In my experience as a state mental health (and addictions) commissioner, these kinds of considerations need to be hammered out at local, regional, state and national levels. They take time. They usually require taking advantage of opportunities like public fears and scandals, fiscal and other crises. None of this happens easily. It takes more than anger and outrage—as important as these are at various stages of the game.
So, have these kinds of approaches worked anywhere? I think so. There are examples of public funding for Open Dialogue adaptations. These came about through local leadership taking advantage of private foundation resources and then converting pilots that started in this way into community mental health budgets.
Another instance is a project, now 15 years old, in a state hospital. It started with two key state level leaders who knew of examples of peer delivered services and turned this knowledge into a Peer Services Recovery Department.
A third progressive reform is a peer support system developed by a person with lived experience for people with both alcohol/drug and mental health challenges. It began with public forensic services funding but expanded with a variety of local community corrections support, public acute psychiatric finances and managed care funding. This latter peer-controlled service grew through strong private nonprofit leadership taking advantage of the increasing interest in the recognition of people with mental health challenges who end up in hospitals, jails and prisons. All of this has been stirred up by heightened media attention to the crisis.

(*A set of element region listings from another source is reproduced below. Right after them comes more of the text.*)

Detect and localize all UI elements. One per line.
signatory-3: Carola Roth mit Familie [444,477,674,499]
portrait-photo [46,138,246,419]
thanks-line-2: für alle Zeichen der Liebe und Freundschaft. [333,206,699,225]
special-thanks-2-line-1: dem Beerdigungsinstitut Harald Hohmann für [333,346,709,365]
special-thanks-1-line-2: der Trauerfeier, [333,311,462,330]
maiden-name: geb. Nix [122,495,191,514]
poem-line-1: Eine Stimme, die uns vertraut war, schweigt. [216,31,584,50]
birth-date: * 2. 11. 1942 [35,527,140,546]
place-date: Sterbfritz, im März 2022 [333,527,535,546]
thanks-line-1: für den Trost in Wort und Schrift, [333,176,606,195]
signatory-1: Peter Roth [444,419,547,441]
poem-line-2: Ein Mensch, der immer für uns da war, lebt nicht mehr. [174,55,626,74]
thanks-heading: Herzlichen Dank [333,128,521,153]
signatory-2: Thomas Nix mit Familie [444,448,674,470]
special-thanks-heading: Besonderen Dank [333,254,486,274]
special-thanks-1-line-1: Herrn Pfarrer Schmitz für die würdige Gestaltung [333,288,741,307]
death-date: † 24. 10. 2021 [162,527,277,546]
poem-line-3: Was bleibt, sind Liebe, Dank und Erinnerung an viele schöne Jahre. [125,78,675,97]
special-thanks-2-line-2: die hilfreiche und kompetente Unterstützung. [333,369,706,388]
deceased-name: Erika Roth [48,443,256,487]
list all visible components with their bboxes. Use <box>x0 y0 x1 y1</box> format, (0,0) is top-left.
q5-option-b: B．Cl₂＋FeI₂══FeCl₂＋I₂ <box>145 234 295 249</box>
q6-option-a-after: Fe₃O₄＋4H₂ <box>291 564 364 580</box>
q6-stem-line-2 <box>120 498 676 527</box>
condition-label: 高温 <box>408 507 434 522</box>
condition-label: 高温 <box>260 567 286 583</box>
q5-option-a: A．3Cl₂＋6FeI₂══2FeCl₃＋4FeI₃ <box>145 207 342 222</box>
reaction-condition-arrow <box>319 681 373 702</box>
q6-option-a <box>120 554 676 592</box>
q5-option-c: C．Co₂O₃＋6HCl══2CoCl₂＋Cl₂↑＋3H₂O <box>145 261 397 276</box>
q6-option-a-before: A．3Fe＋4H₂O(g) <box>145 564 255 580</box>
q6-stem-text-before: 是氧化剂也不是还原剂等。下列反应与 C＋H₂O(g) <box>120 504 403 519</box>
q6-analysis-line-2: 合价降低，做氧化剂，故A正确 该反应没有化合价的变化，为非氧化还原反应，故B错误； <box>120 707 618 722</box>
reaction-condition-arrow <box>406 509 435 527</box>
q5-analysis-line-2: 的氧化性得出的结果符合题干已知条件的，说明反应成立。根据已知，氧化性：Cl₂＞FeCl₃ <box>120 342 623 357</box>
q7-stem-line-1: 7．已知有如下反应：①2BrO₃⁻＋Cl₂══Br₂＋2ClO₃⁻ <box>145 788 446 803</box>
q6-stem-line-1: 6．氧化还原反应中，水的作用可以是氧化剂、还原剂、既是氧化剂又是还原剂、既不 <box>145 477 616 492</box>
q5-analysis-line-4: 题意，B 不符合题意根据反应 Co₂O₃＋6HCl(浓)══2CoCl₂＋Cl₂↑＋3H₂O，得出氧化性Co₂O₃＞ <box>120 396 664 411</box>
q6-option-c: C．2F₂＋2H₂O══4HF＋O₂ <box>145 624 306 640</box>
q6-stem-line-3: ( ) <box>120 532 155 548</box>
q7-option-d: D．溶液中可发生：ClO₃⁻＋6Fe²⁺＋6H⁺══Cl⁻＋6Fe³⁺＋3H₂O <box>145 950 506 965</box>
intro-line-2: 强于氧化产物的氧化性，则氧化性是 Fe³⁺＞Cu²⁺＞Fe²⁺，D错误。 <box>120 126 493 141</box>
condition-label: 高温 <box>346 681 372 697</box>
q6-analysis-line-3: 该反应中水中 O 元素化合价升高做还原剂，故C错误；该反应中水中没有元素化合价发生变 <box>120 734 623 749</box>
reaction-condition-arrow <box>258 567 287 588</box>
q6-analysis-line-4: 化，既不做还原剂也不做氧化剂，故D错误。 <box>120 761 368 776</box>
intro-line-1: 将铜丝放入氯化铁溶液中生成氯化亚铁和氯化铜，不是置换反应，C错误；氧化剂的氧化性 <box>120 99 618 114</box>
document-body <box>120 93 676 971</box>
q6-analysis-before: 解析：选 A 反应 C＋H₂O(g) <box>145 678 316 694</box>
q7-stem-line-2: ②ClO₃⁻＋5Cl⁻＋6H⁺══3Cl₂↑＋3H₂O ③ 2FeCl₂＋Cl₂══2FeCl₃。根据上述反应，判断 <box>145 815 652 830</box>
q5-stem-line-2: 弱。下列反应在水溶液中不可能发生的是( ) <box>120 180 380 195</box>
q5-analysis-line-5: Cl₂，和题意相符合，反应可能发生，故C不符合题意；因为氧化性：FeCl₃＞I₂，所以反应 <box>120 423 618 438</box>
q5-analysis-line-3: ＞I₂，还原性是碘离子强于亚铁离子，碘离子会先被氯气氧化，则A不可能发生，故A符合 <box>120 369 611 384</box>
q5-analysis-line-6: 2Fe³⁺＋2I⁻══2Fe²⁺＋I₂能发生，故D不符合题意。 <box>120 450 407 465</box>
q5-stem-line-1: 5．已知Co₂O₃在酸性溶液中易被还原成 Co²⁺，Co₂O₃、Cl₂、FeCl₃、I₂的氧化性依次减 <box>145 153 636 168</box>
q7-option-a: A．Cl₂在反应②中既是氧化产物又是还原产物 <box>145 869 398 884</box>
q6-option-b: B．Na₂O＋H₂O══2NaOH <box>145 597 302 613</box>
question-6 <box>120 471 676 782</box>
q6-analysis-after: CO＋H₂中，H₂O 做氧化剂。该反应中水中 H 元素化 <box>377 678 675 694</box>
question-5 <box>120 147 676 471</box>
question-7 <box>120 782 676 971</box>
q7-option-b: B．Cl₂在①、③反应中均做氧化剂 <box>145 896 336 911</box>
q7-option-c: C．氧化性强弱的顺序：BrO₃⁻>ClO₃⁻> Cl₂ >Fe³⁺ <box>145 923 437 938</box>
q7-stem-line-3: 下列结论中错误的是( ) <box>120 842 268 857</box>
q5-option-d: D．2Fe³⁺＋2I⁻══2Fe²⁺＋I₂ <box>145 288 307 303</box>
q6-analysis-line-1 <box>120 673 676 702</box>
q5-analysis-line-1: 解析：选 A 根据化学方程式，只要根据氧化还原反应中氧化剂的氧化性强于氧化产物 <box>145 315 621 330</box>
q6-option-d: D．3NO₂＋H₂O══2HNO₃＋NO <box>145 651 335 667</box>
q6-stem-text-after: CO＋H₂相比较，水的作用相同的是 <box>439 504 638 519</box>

I doubt that this way of looking at system change will please everyone in the Mad in America world. In fact, the dissenting voices keep us possibly hopeless reformers from being naive about the damage that has been done for decades and centuries. The tension is real, but anger alone will change nothing. Believing the system will be abolished is totally unrealistic. It is critical that we do a better job of translating the desire to move away from the medical model into a more pragmatic and successful approach. We have major challenges ahead if we want to reduce and eventually eliminate forced treatment, dismantle the false belief that medications restore chemical imbalances, and establish creative practice reforms like Open Dialogue.
I do hope that outlining my difference in approach will be of some use to those who want to see concrete improvements in culture and practice take place and lead to meaningful and substantial directions to reduce abuse, discrimination, and malpractice in a psychiatric world that is extremely dysfunctional.